Suppose $\|f_\delta - \pi_k \|_\infty < 1$, then $\frac{\sin p_k(x)}{x} = \frac{\sin x f_\delta(x)}{x} + \frac{\sin x \pi_k(x)-\sin x f_\delta(x)}{x} \geq \frac{\sin x f_\delta(x)}{x} - 1$, using the fact that $\sin$ is Lipschitz with rank 1. Consequently, $\int_0^1 \frac{\sin p_k(x)}{x} dx \geq \int_0^1 \frac{\sin x f_\delta(x)}{x} dx -1$.
Then we have $\int_0^1 \frac{\sin x f_\delta(x)}{x} dx = \int_0^\delta \frac{\sin \frac{x}{\delta} }{x} dx + \int_\delta^1 \frac{\sin 1}{x} dx \geq \frac{1}{2} +\sin 1 ( 0 - \ln \delta ) \geq \sin 1 \ln \frac{1}{\delta}$, where we use the fact that $\sin x \geq \frac{x}{2}$ for $x \in [0,1]$.

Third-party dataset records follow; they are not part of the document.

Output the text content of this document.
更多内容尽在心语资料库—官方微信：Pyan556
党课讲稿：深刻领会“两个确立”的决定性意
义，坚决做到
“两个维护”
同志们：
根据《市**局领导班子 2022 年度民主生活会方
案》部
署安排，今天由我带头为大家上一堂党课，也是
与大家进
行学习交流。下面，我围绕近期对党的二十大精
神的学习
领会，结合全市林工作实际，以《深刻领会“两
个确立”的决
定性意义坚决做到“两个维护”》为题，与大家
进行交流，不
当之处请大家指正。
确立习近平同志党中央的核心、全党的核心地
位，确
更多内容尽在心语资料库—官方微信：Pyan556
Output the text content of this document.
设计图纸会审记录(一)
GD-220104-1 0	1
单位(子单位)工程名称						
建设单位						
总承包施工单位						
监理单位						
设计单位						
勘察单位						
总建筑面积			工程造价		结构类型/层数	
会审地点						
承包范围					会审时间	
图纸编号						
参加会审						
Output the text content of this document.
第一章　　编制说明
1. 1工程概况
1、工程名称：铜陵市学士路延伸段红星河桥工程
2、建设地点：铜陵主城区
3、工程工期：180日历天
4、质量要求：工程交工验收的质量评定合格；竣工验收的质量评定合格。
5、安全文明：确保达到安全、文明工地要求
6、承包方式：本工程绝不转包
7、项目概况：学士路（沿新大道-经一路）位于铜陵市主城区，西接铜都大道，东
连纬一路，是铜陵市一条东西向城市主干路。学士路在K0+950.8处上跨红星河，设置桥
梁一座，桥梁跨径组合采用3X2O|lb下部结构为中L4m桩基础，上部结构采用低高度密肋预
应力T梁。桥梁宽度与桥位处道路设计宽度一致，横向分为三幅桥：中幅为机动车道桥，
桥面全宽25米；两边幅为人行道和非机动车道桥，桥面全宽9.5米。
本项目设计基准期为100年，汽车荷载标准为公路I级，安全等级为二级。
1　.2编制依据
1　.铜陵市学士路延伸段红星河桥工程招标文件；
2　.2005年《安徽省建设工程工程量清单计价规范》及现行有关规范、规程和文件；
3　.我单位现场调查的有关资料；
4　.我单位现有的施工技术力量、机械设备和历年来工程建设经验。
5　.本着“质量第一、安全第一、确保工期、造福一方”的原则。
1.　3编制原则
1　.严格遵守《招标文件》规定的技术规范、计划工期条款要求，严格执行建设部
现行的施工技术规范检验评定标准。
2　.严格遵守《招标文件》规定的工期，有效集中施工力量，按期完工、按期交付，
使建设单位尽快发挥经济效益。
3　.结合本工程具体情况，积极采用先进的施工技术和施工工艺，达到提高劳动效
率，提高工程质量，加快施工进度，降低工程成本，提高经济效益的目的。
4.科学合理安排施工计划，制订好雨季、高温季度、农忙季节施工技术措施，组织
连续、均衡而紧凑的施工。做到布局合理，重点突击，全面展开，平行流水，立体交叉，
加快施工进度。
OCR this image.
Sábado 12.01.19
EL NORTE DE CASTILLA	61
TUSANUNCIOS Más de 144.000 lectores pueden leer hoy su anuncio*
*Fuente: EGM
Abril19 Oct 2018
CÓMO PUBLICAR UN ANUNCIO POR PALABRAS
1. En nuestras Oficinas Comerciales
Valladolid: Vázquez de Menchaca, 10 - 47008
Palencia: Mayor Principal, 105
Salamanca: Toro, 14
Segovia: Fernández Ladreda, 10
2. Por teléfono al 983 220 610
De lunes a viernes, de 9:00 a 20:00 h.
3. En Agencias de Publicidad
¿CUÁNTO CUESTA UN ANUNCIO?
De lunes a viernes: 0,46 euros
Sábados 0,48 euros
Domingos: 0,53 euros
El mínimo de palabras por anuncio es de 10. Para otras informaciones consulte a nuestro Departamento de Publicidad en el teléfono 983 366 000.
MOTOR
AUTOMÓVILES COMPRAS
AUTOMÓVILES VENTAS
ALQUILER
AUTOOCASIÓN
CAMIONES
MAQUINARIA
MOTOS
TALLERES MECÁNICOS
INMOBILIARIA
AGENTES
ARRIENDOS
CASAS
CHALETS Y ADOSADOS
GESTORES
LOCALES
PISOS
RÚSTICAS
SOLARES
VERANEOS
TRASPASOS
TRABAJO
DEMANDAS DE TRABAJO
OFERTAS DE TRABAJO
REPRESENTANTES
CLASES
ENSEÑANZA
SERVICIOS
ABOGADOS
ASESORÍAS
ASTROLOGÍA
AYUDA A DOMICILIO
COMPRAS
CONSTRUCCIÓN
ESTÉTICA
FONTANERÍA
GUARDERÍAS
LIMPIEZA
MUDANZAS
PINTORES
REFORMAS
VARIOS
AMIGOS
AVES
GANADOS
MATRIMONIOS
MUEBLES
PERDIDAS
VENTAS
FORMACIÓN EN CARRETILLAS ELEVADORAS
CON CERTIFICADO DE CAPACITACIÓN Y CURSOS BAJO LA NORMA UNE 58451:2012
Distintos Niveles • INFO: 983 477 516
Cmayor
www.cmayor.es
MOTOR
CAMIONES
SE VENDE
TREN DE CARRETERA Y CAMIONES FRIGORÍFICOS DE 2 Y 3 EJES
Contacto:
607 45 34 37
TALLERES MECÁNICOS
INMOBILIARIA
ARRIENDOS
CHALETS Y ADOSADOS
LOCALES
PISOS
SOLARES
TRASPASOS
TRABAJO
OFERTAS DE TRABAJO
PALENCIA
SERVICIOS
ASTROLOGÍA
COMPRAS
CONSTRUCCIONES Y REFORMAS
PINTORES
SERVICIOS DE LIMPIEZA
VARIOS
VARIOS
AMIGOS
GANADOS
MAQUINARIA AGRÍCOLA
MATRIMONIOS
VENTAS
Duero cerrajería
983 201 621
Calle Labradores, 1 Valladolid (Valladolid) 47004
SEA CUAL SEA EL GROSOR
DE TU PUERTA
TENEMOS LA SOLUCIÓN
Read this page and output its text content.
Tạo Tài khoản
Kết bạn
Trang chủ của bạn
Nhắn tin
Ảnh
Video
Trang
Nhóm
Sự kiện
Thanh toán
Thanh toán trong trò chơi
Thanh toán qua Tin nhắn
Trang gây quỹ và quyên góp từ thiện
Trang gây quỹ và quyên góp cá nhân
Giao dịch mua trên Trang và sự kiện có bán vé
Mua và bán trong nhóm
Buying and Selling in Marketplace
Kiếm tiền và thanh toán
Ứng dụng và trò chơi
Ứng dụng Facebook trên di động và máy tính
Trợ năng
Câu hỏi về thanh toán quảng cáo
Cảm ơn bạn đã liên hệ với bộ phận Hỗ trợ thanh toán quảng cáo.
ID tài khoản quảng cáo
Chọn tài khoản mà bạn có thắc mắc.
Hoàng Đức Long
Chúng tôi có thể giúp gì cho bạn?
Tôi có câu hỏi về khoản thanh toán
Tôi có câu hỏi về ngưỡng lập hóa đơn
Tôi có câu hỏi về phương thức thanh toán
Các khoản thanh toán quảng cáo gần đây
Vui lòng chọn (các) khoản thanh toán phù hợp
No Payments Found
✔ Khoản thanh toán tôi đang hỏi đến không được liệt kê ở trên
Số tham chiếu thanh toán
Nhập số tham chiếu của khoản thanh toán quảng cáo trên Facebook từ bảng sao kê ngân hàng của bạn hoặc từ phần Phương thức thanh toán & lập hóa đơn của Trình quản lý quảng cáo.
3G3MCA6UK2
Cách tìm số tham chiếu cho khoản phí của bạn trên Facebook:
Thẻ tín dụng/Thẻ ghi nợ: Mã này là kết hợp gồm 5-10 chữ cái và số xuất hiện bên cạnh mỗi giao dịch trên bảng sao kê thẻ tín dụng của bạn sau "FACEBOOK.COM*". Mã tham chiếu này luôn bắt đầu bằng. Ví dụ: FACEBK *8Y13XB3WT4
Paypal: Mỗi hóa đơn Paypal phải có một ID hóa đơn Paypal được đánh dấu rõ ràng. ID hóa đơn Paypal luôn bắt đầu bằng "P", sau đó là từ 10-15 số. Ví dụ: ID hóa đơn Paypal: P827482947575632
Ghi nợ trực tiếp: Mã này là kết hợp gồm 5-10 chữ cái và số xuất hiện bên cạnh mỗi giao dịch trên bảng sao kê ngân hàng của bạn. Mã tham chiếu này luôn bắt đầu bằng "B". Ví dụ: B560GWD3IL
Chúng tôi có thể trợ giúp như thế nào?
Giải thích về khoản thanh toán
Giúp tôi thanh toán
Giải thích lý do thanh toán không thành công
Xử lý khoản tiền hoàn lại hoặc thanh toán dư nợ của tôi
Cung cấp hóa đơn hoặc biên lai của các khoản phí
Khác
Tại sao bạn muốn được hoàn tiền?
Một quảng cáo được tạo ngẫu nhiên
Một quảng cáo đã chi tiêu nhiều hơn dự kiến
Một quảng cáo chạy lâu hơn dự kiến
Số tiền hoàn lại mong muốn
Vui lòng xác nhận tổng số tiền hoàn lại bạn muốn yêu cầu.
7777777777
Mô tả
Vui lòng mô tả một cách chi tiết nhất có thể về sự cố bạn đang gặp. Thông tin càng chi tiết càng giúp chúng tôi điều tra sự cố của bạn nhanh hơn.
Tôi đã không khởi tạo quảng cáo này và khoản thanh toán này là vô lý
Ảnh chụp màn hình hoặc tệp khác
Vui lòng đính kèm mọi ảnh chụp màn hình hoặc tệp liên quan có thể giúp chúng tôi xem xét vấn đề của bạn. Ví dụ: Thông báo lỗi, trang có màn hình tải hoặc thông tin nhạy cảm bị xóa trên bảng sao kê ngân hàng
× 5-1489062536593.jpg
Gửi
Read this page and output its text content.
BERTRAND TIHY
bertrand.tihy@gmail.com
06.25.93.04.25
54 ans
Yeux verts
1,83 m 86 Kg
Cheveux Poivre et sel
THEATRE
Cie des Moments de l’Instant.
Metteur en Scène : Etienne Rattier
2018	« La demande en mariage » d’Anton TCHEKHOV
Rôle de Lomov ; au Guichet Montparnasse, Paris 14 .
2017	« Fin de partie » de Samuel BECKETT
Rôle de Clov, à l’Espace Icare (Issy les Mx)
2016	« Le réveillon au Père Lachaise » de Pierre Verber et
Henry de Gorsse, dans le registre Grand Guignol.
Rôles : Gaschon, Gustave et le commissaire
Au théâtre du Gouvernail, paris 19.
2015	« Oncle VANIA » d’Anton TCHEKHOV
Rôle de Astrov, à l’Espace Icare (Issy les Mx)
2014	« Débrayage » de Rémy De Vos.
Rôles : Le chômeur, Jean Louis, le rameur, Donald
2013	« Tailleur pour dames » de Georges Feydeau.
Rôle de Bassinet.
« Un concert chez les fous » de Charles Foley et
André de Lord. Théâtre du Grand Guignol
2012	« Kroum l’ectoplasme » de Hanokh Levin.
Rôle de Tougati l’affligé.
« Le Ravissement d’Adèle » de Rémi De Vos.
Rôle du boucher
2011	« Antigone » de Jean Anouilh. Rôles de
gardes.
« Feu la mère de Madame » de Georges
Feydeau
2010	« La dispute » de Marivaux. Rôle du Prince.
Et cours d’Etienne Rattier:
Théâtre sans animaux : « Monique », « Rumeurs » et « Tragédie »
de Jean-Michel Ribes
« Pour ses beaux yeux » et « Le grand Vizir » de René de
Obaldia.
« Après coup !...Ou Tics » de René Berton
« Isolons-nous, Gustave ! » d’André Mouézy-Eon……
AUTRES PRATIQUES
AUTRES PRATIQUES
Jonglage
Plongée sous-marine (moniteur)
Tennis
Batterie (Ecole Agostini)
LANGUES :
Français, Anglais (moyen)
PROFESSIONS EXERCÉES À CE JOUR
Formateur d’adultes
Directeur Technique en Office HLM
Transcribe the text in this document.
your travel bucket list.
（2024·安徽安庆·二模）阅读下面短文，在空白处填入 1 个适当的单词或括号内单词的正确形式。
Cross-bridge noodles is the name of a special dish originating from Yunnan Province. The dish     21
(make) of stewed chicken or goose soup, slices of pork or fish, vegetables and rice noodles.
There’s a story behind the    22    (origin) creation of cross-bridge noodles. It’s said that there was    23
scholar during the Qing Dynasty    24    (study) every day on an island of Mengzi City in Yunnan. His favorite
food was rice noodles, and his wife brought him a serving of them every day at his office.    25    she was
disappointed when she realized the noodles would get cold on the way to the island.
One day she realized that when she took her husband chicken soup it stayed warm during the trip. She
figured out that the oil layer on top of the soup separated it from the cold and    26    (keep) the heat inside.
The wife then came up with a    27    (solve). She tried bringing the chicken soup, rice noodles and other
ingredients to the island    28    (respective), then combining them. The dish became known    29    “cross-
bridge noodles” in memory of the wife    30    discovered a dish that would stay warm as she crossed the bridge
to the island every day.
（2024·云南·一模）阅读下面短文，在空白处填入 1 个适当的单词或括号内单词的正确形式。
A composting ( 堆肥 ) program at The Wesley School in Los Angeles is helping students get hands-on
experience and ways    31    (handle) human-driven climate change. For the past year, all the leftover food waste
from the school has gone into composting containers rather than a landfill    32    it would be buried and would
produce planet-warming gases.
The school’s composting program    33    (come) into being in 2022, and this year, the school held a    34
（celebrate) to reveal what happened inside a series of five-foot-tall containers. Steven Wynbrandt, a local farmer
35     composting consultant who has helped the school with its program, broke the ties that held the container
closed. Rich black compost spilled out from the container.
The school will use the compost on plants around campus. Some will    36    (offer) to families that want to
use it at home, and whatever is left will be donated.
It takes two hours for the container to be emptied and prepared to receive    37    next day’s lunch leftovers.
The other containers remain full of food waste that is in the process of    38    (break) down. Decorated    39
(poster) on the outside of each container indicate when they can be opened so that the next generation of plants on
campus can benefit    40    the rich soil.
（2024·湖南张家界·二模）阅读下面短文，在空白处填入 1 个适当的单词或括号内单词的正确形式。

Hence, for any $\delta>0$, there exists a $k$ such that $\int_0^1 \frac{\sin p_k(x)}{x} dx \geq \sin 1 \ln \frac{1}{\delta} -1$, and since the right hand side is unbounded, this shows that no $C$ exists satisfying the above inequality.